I know a number of you are interested in renewable energy and solar power in particular. Heck we even have our own array. Why not come and learn more about large scale solar power from an industry insider?

Why not, indeed?

Mark Culpepper, Chief Technology Officer, SunEdison will be on campus Thursday to give us “An Insider’s View of the Solar Power Industry.”  You can find us at 4:30 over in Thomas Steitz Science Hall 202.

Mr.
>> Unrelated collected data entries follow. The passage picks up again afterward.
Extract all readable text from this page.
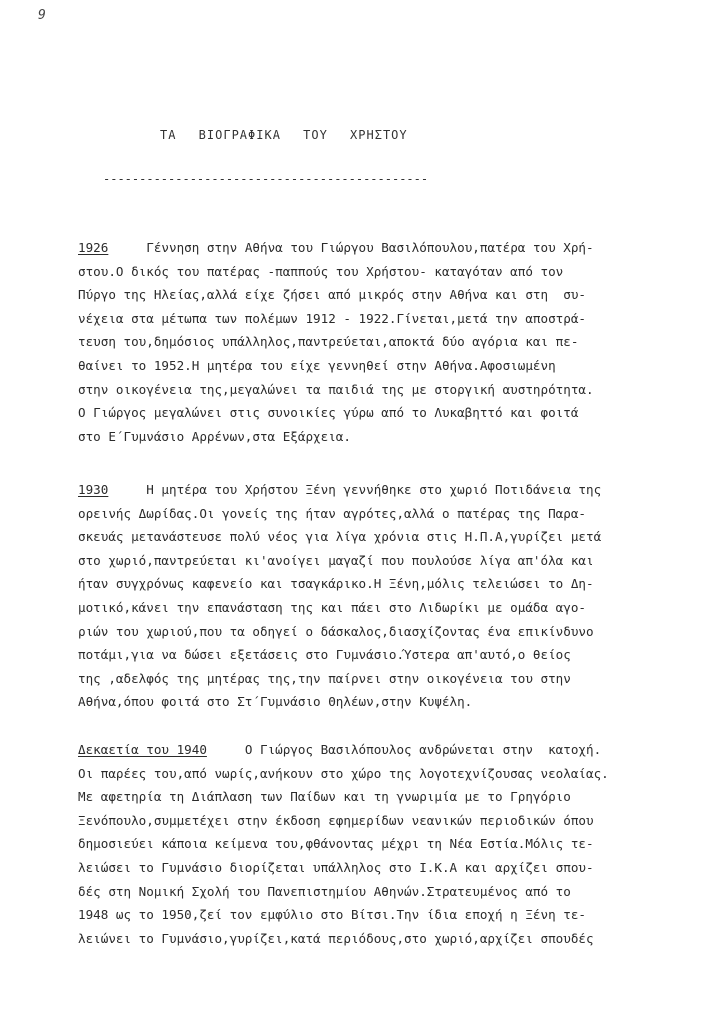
9
ΤΑ ΒΙΟΓΡΑΦΙΚΑ ΤΟΥ ΧΡΗΣΤΟΥ
---------------------------------------------
1926     Γέννηση στην Αθήνα του Γιώργου Βασιλόπουλου,πατέρα του Χρή-
στου.Ο δικός του πατέρας -παππούς του Χρήστου- καταγόταν από τον
Πύργο της Ηλείας,αλλά είχε ζήσει από μικρός στην Αθήνα και στη  συ-
νέχεια στα μέτωπα των πολέμων 1912 - 1922.Γίνεται,μετά την αποστρά-
τευση του,δημόσιος υπάλληλος,παντρεύεται,αποκτά δύο αγόρια και πε-
θαίνει το 1952.Η μητέρα του είχε γεννηθεί στην Αθήνα.Αφοσιωμένη
στην οικογένεια της,μεγαλώνει τα παιδιά της με στοργική αυστηρότητα.
Ο Γιώργος μεγαλώνει στις συνοικίες γύρω από το Λυκαβηττό και φοιτά
στο Ε΄Γυμνάσιο Αρρένων,στα Εξάρχεια.
1930     Η μητέρα του Χρήστου Ξένη γεννήθηκε στο χωριό Ποτιδάνεια της
ορεινής Δωρίδας.Οι γονείς της ήταν αγρότες,αλλά ο πατέρας της Παρα-
σκευάς μετανάστευσε πολύ νέος για λίγα χρόνια στις Η.Π.Α,γυρίζει μετά
στο χωριό,παντρεύεται κι'ανοίγει μαγαζί που πουλούσε λίγα απ'όλα και
ήταν συγχρόνως καφενείο και τσαγκάρικο.Η Ξένη,μόλις τελειώσει το Δη-
μοτικό,κάνει την επανάσταση της και πάει στο Λιδωρίκι με ομάδα αγο-
ριών του χωριού,που τα οδηγεί ο δάσκαλος,διασχίζοντας ένα επικίνδυνο
ποτάμι,για να δώσει εξετάσεις στο Γυμνάσιο.Ύστερα απ'αυτό,ο θείος
της ,αδελφός της μητέρας της,την παίρνει στην οικογένεια του στην
Αθήνα,όπου φοιτά στο Στ΄Γυμνάσιο Θηλέων,στην Κυψέλη.
Δεκαετία του 1940     Ο Γιώργος Βασιλόπουλος ανδρώνεται στην  κατοχή.
Οι παρέες του,από νωρίς,ανήκουν στο χώρο της λογοτεχνίζουσας νεολαίας.
Με αφετηρία τη Διάπλαση των Παίδων και τη γνωριμία με το Γρηγόριο
Ξενόπουλο,συμμετέχει στην έκδοση εφημερίδων νεανικών περιοδικών όπου
δημοσιεύει κάποια κείμενα του,φθάνοντας μέχρι τη Νέα Εστία.Μόλις τε-
λειώσει το Γυμνάσιο διορίζεται υπάλληλος στο Ι.Κ.Α και αρχίζει σπου-
δές στη Νομική Σχολή του Πανεπιστημίου Αθηνών.Στρατευμένος από το
1948 ως το 1950,ζεί τον εμφύλιο στο Βίτσι.Την ίδια εποχή η Ξένη τε-
λειώνει το Γυμνάσιο,γυρίζει,κατά περιόδους,στο χωριό,αρχίζει σπουδές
Culpepper has a background is telecommunications and IT security, and is working on distributed generation issues for SunEdison.

This is certainly a hot topic.

Blackout is Another Word for “Shortage”

No doubt you have heard (okay, perhaps I have some doubts) about the blackouts rolling across Texas this past week.  Blackouts occur, of course, because the quantity of power demanded at a point in time exceeds the quantity of power supplied, leaving some folks literally in the dark.   And out in the cold.

So, the key question is why power supply was insufficient.  Michael Gilberson of Texas A&M provides a preliminary analysis of why Texas power producers failed to meet demand.   The first reason is that it was very cold, so the demand for power increased.  The cold also caused the power to decrease (!) as power plants themselves suffered outages due to frozen pipes at large coal-fired plants (didn’t their mothers ever tell them to leave the water dripping?).

Actually, that isn’t really the first reason.  The real reason is likely Texas’ famous electricity isolationism; that is, the state deliberately lacks to infrastructure to export or to import electricity.  Why would they pursue such a policy?  To avoid federal (i.e., inter-state) regulation.

Here’s another explanation along the same line.

That electricity markets tend to be very complicated to understand, but supply and demand fundamentals are not.

Energy Independence: At What Cost?

Don Boudreaux at Cafe Hayek argues persuasively that energy independence and comparative advantage are not likely to be compatible for the U.S.  If we wish to specialize in energy production, it will be more expensive in terms of economic welfare than importation; thus, we must either accept a lower standard of living or import something else.  What makes energy so special that we should not trade for it?  Should we instead import more food, pharmaceuticals, or technology, for example.  In short, the doctrine of comparative advantage suggests that we specialize in things that we are particularly adept at producing and trade for other goods and services.

In his classroom talk in April, Yoram Bauman posed two questions

1.  Are you fearful that we will run out of energy (especially from carbon based sources)?

2.  Are you fearful that we will not run out of energy from carbon-based sources?

Higher prices can ensure that the first won’t happen but not the second.  Concerns raised by positive answers to the second question won’t be addressed until we have a price for carbon-based energy that is higher than for clean fuels.  Certainly, energy independence (i.e., no importation of carbon-based fuels) will lead to higher prices, but it also would be a very expensive way to achieve the result as the domestic price would have to rise enough to clear the domestic market.  It’s not clear, however, that this would be a price that internalizes the greenhouse gas effect.